La spondylarthrite ankylosante était également à l’ordre du jour du congrès de l’EULAR à Rome. Outre les approches non pharmacologiques, on utilise principalement des AINS, des stéroïdes locaux et des inhibiteurs du TNF. Quelles sont les précautions à prendre lors de leur utilisation et quels sont les patients qui bénéficient particulièrement d’un traitement avec les produits biologiques ? Le professeur Martin Rudwaleit, de la clinique de médecine interne et de rhumatologie de la clinique Rosenhöhe de Bielefeld, a donné un aperçu pratique et complet de la pratique actuelle du traitement de la spondylarthrite ankylosante.

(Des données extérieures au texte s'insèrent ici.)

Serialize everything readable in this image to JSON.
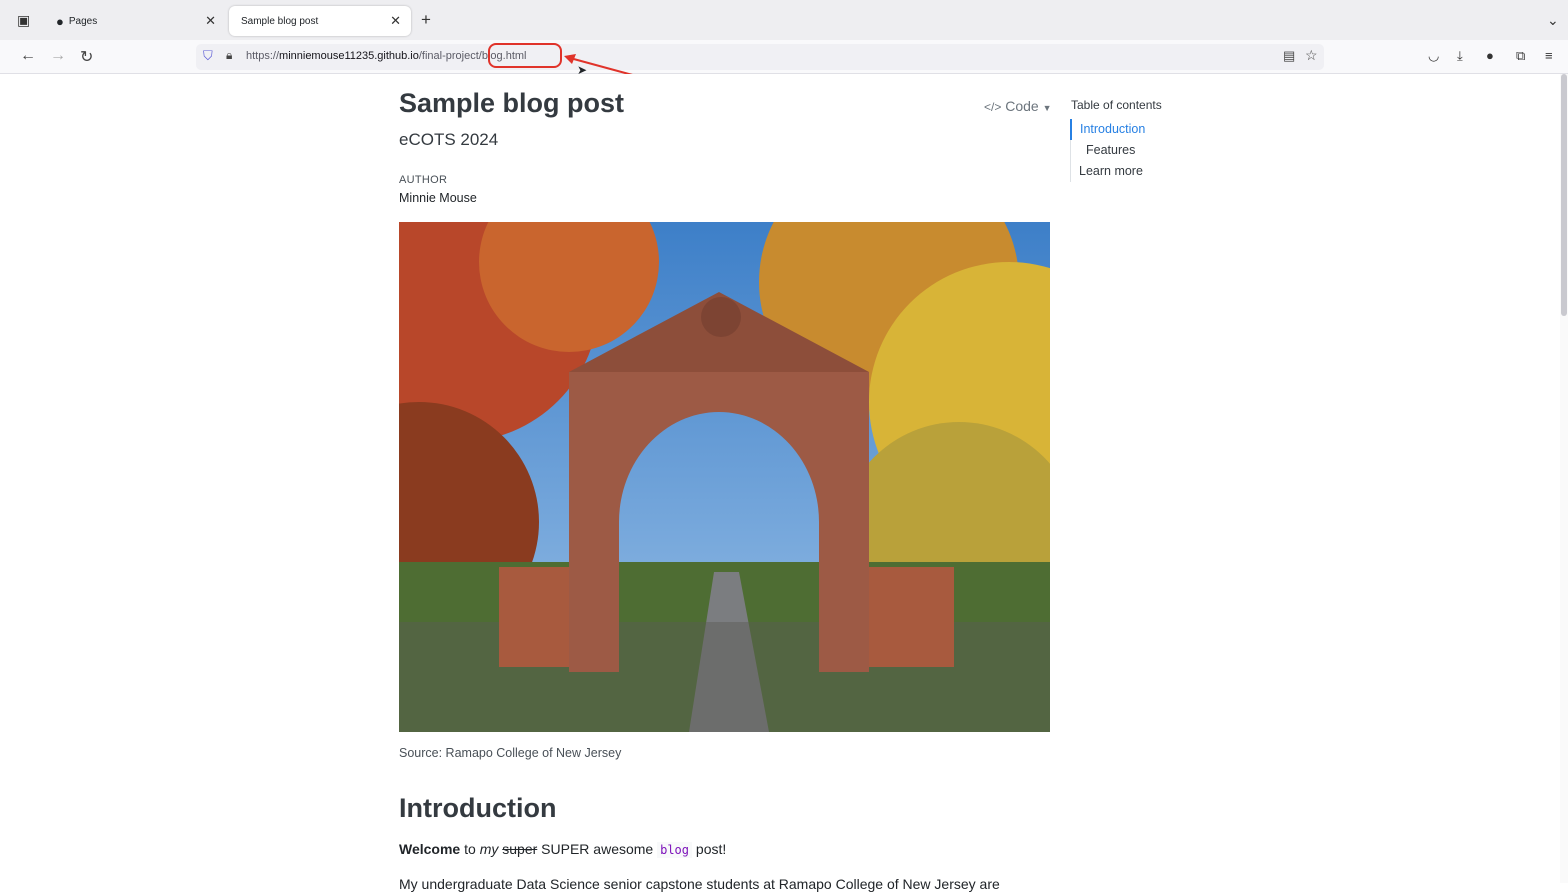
{
  "browser": {
    "tabs": [
      {
        "label": "Pages"
      },
      {
        "label": "Sample blog post"
      }
    ],
    "new_tab": "+",
    "url": {
      "prefix": "https://",
      "host": "minniemouse11235.github.io",
      "path": "/final-project/blog.html"
    }
  },
  "post": {
    "title": "Sample blog post",
    "subtitle": "eCOTS 2024",
    "author_label": "AUTHOR",
    "author": "Minnie Mouse",
    "code_button": "Code",
    "image_caption": "Source: Ramapo College of New Jersey",
    "section_heading": "Introduction",
    "para1": {
      "bold": "Welcome",
      "t1": " to ",
      "italic": "my",
      "strike": "super",
      "t2": " SUPER awesome ",
      "code": "blog",
      "t3": " post!"
    },
    "para2": "My undergraduate Data Science senior capstone students at Ramapo College of New Jersey are"
  },
  "toc": {
    "title": "Table of contents",
    "items": [
      {
        "label": "Introduction"
      },
      {
        "label": "Features"
      },
      {
        "label": "Learn more"
      }
    ]
  },
  "icons": [
    "tab-list-icon",
    "github-icon",
    "close-icon",
    "back-icon",
    "forward-icon",
    "reload-icon",
    "shield-icon",
    "lock-icon",
    "reader-icon",
    "star-icon",
    "pocket-icon",
    "download-icon",
    "account-icon",
    "extensions-icon",
    "menu-icon"
  ]
}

La spondylarthrite ankylosante est une maladie rhumatismale inflammatoire qui se caractérise par une sacro-iliite, une spondylarthrite et une ankylose. Des manifestations extraspinales telles que l’arthrite, l’enthésite, l’uvéite ou le psoriasis sont également possibles. Les hommes sont deux fois plus touchés que les femmes et la maladie débute généralement entre 20 et 30 ans. Malheureusement, le diagnostic est retardé de 5 à 10 ans en moyenne. 80 à 90% des personnes atteintes sont HLA-B27 positives.
Selon le professeur Martin Rudwaleit, de la clinique de médecine interne et de rhumatologie de la clinique Rosenhöhe de Bielefeld, les exercices physiques et la physiothérapie sont essentiels dans la spondylarthrite ankylosante, car ils réduisent efficacement la douleur et améliorent la mobilité et les performances. Des exercices spécifiques à la maladie doivent être effectués régulièrement, sous forme de physiothérapie de groupe hebdomadaire supervisée ou d’exercices quotidiens à domicile.
Méthodes de mesure validées
Selon les recommandations du groupe de travail international dirigé par le professeur Josef Smolen, il est possible et judicieux d’adopter une approche “treat-to-cible” pour les spondyloarthrites [1]. Un objectif important est la rémission clinique et l’inactivité de la maladie en ce qui concerne l’implication musculo-squelettique (arthrite, dactylite, enthésite, axiale) – ceci en tenant compte des manifestations extra-articulaires.
Il est recommandé d’utiliser régulièrement des méthodes de mesure validées pour évaluer l’évolution de la maladie. Cela permet de justifier les décisions et les ajustements thérapeutiques. Citons par exemple le “Bath Ankylosing Spondylitis Disease Activity Index” (BASDAI) pour mesurer l’activité de la maladie, combiné par exemple avec le “Bath Ankylosing Spondylitis Functional Index” (BASFI) pour mesurer les limitations fonctionnelles, ou encore le “Ankylosing Spondylitis Disease Activity Score” (ASDAS).
“Il ne faut pas oublier que le point de vue du patient et celui du médecin peuvent être très différents en ce qui concerne l’activité de la maladie. Selon une étude, les personnes concernées considèrent notamment que la colonne vertébrale et les articulations douloureuses, les limitations fonctionnelles (BASFI) et la fatigue (BASDAI) sont des paramètres importants pour l’activité de la maladie”, a expliqué le professeur Rudwaleit [2].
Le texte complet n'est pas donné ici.